I have written - what seemed to be - exactly the same example of inheritance both in Java and C++. I am really amazed to see the different outputs of these programs. Let me share both code snippets and the corresponding outputs.

---

C++ Code:

class A
{
public:
    A() {}
    void sleep() {
        cout << "A.Sleep" << endl;
        eat();
    }
    void eat() {cout << "A.Eat" << endl;}
};

class B: public A
{
public:
    B() {}
    void sleep() {
        A::sleep();
        cout << "B.Sleep " <<endl;
        this->eat();
    }
    void eat() {
        cout << "B.Eat" << endl;
        run();
    }
    void run() {
        A::sleep();
        cout << "B.run" << endl;
    }
};

int main()
{
    B *b = new B();
    b->sleep();
}

---

Output:

A.Sleep
A.Eat
B.Sleep
B.Eat
A.Sleep
A.Eat
B.run

executed successfully...

---

Java Code:

class A
{
    A() {}
    void sleep() {
        System.out.println("A.Sleep");
        this.eat();
    }
    void eat() { System.out.println("A.Eat");}
};

class B extends A
{
    B() {}
    @Override
    void sleep() {
        super.sleep();
        System.out.println("B.Sleep");
        this.eat();
    }
    @Override
    void eat() {
        System.out.println("B.Eat");
        run();
    }
    void run() {
        super.sleep();
        System.out.println("B.Run");
    }
}

public class Test {
    public static void main(String[] args) {
        B b = new B();
        b.sleep();
    }
}

---

Output:

A.Sleep
B.Eat
A.Sleep
B.Eat
A.Sleep
......
......
......
(Exception in thread "main" java.lang.StackOverflowError)

---

I don't know why these two examples of inheritance behave differently. Shouldn't it work similarly?

What is the explanation for this scenario?

Answer 1

In your C++ example you are hiding the base methods, but you don't override them. So they are actually different methods which just happen to have the same name. If you are calling

A* a = new B();
a->sleep();

it will actually print "A.Sleep" . If you want to override a method, you need to declare it virtual in the Base class (automatically making it virtual in all sub classes too). You can read more about function hiding vs overriding in C++ in this post .

In your Java example you actually override the methods, so they are the same method. One taking the place of the old. You can think of it this way: all Java functions are secretly marked as virtual , meaning they can be overridden. If you want a method to not be overridable in Java, you must declare it final .

Answer 2

Note: be careful, every language as its own way of thinking . There is a lot of ways to interpret/implement OO. Even if C++ and Java looks similar, they are far from similar.
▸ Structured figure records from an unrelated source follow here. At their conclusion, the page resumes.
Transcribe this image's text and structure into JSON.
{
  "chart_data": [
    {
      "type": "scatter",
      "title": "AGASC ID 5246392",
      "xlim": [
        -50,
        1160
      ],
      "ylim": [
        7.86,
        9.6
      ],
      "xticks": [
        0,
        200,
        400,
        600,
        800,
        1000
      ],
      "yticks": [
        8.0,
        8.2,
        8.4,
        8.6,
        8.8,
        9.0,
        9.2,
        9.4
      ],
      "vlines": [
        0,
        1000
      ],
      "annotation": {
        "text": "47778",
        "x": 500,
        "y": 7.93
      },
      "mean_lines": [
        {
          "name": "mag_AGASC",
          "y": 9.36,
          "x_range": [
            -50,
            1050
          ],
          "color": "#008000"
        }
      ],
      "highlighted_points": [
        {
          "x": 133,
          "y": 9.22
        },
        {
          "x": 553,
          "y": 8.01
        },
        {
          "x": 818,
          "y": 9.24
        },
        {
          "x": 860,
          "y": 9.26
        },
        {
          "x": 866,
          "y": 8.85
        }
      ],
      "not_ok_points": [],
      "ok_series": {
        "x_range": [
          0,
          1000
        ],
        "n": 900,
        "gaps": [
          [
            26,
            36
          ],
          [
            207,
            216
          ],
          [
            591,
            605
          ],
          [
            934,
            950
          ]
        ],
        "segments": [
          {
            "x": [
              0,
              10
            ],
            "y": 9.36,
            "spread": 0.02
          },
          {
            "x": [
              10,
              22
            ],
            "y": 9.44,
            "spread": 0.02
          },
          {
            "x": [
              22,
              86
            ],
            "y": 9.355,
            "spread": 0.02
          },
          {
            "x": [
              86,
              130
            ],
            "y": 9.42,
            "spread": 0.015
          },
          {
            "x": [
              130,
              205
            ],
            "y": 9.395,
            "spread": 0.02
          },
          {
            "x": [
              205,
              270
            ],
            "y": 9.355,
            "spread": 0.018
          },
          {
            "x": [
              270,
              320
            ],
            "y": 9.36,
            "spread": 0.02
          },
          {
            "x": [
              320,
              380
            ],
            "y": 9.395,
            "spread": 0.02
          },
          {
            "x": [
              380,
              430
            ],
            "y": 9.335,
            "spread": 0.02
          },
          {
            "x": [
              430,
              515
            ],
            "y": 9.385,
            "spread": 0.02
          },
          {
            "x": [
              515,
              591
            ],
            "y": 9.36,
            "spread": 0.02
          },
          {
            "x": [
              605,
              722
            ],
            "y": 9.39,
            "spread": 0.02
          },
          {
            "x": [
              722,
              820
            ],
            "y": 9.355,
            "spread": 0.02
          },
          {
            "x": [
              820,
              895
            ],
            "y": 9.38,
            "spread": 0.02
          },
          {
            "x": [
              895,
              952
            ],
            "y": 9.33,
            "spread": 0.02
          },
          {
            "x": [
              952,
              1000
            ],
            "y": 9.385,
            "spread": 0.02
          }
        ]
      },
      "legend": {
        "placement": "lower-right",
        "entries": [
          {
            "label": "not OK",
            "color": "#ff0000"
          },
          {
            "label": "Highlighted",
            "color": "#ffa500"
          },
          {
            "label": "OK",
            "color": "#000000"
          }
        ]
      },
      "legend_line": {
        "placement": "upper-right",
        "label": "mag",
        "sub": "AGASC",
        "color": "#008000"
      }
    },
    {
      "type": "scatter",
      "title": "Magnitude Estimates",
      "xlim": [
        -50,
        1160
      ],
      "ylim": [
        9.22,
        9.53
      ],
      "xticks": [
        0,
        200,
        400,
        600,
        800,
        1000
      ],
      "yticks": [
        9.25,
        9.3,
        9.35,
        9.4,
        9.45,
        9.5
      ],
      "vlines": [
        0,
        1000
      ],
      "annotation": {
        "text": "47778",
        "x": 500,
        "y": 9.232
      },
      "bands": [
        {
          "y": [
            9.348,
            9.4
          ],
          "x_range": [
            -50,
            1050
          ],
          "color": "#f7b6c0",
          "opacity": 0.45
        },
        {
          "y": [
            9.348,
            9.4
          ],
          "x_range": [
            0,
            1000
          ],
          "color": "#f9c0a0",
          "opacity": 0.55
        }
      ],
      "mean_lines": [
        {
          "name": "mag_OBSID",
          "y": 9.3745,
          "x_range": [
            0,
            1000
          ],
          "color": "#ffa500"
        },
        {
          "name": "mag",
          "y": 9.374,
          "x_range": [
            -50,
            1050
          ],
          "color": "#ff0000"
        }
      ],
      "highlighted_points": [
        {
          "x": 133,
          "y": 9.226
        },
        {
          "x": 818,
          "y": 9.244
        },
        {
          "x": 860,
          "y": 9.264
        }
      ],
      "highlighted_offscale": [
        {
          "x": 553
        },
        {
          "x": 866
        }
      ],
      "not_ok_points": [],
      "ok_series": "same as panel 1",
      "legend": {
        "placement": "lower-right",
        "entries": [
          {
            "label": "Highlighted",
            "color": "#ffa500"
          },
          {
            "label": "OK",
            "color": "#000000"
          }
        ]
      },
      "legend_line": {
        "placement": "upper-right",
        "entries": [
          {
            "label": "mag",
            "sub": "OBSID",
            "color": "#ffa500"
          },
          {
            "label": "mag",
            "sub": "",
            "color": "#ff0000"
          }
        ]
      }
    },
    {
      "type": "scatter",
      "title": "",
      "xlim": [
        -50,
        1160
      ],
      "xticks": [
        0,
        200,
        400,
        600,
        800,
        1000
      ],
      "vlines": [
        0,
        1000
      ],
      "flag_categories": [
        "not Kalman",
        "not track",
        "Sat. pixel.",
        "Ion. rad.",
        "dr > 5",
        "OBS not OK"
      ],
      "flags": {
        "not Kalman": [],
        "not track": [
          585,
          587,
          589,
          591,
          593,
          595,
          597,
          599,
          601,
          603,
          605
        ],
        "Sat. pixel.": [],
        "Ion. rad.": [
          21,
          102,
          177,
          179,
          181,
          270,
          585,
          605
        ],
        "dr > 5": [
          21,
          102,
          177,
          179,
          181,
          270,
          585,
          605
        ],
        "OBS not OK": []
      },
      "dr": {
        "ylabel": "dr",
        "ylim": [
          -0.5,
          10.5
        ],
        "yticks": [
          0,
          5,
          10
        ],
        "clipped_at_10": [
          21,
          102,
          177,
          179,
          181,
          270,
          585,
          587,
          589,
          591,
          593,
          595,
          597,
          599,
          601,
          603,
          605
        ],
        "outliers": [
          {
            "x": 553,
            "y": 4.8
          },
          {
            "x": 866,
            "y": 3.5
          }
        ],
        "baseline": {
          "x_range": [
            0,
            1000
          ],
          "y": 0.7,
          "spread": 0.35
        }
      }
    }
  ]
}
In both languages, the compiler verifies at compile-time if you can call a method, by examining the class (and the one inherited from the current one, etc) for a method of the right signature and visibility. What makes things different is the way the call is really emitted.

C++ :

In the case of non-virtual methods the method called is fully determined at compile-time . This is why even if the object is of class B , when it is executing A::sleep the call to eat is resolved as a call to A::eat ( eat is not virtual then compiler calls A::eat because you are in level A ). In B::sleep() the call to this->eat() is resolved as a call to B.eat() because at that place this is of type B . You can't go down to the inheritance hierarchy (call to eat in class A will never call an eat method in a class below).

Be aware that things are different in the case of virtual methods (it is more similar to the Java case while being different).

Java :

In Java, the method called is determined at run-time , and is the one that is the most related to the object instance. So when in A.sleep the call to eat will be a call related to the type of the current object, that means of the type B (because the current object is of type B ) then B.eat will be called.

You then have a stack overflow because, as you are playing with an object of type B a call to B.sleep() will call A.sleep() , which will call B.eat() , which in turn will call B.run() which will call A.sleep() , etc in a never ending loop.